Another possible mechanism by which systemically produced inflammatory mediators can contribute to elevated CSF concentration is through leakage over an injured BBB. Serum QUIN concentrations normally exceed those found in CSF [50
], while serum levels of galectin-3 under normal or inflammatory conditions are not known. In our study, CSF protein content did not differ between asphyxiated infants and controls suggesting that there were no major differences in BBB damage. The absence of correlation between CSF protein and QUIN or galectin-3 concentrations also suggests that BBB breakdown is not responsible for the increased levels seen in CSF. CSF protein level was, however, not analyzed in all samples (7/45 missing) and in the absence of simultaneous blood samples, we cannot exclude a systemic contribution. It is, however, likely that brain microglia/macrophages are an important source of CSF galectin-3 and QUIN after asphyxia. Increased expression of galectin-3 at mRNA [16
] as well as protein [17
] is seen after experimental perinatal HI and intrathecal production of QUIN with associated increases in CSF is seen in experimental brain ischemia and inflammation [29
], as well as clinical traumatic brain injury [31
Irrespective of their possible origins, both QUIN and galectin-3 have possible neurotoxic effects. QUIN is a well-known neurotoxin, acting as an NMDA receptor agonist [25
] as well as promoting oxidative injury [26
]. Inhibition of QUIN production reduces injury in adult ischemia–reperfusion injury [30
], but the immature brain has not been studied. Interestingly, studies in rats suggest that the immature brain has a specific sensitivity to QUIN with a maximal vulnerability at postnatal day 7 when the brain maturity closely resembles that seen in newborn infants [52
]. In addition, QUIN-induced ROS formation is dependent on the presence of free ferrous iron [26
]. Free iron is released after experimental HI in newborn pigs [53
] and is present in CSF from asphyxiated infants [54
]. QUIN is neurotoxic in vitro in concentrations as low as 100 nM [55
] and studies in patients with encephalitis and intracerebral production of QUIN show that QUIN concentrations in the brain is tenfold higher than that found in CSF [50
]. It is, thus, likely that brain QUIN levels in the asphyxiated patient could reach toxic levels.

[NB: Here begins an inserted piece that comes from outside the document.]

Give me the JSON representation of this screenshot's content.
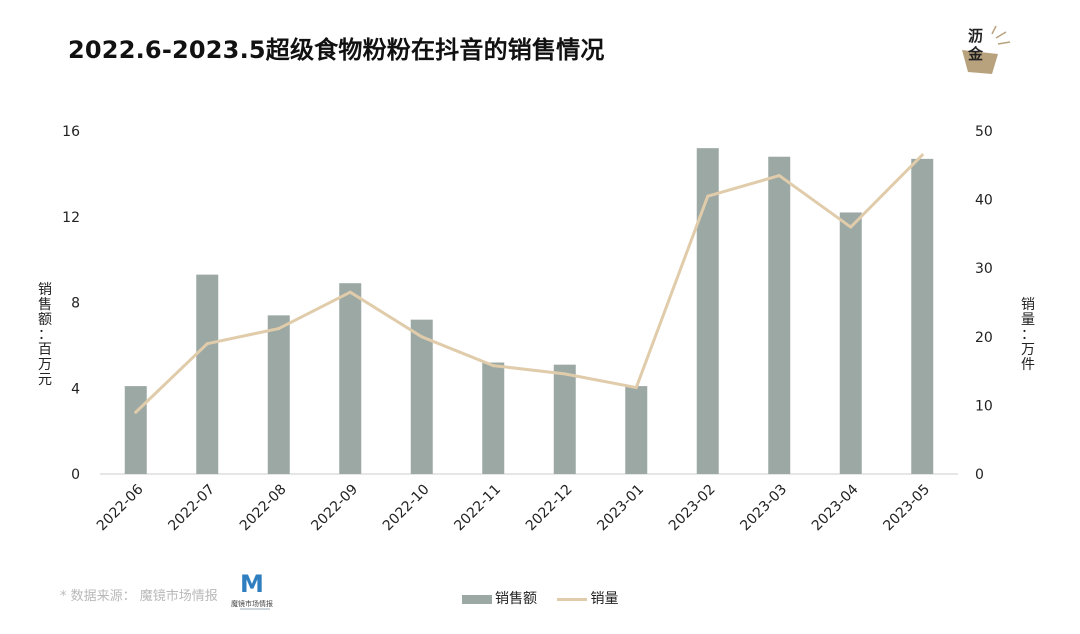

Galectin-3 contributes to injury after experimental neonatal HI possibly by modulating the microglia response and MMP-9 activation [17
]. This is in stark contrast to findings in adult stroke models where galectin-3 is expressed in a microglia population with protective properties [56
] and transgenic mice lacking functional galectin-3 have aggravated injury [23
]. Galectin-3 may, thus, serve as a useful marker of severity of injury in the newborn asphyxiated infant, but further studies are needed to determine whether galectin-3 contributes to injury also in the clinical setting.
In conclusion, our study demonstrates elevated levels of macrophage/microglia-derived potentially neurotoxic inflammatory mediators in CSF from asphyxiated infants with severe clinical course and adverse outcome. These mediators have been identified in experimental studies and our study confirms their clinical relevance. In addition, the role of microglia in HI injury is under current debate and a more detailed knowledge of inflammatory mechanisms that contribute to injury or repair can, in the future, lead to targeted therapeutic interventions.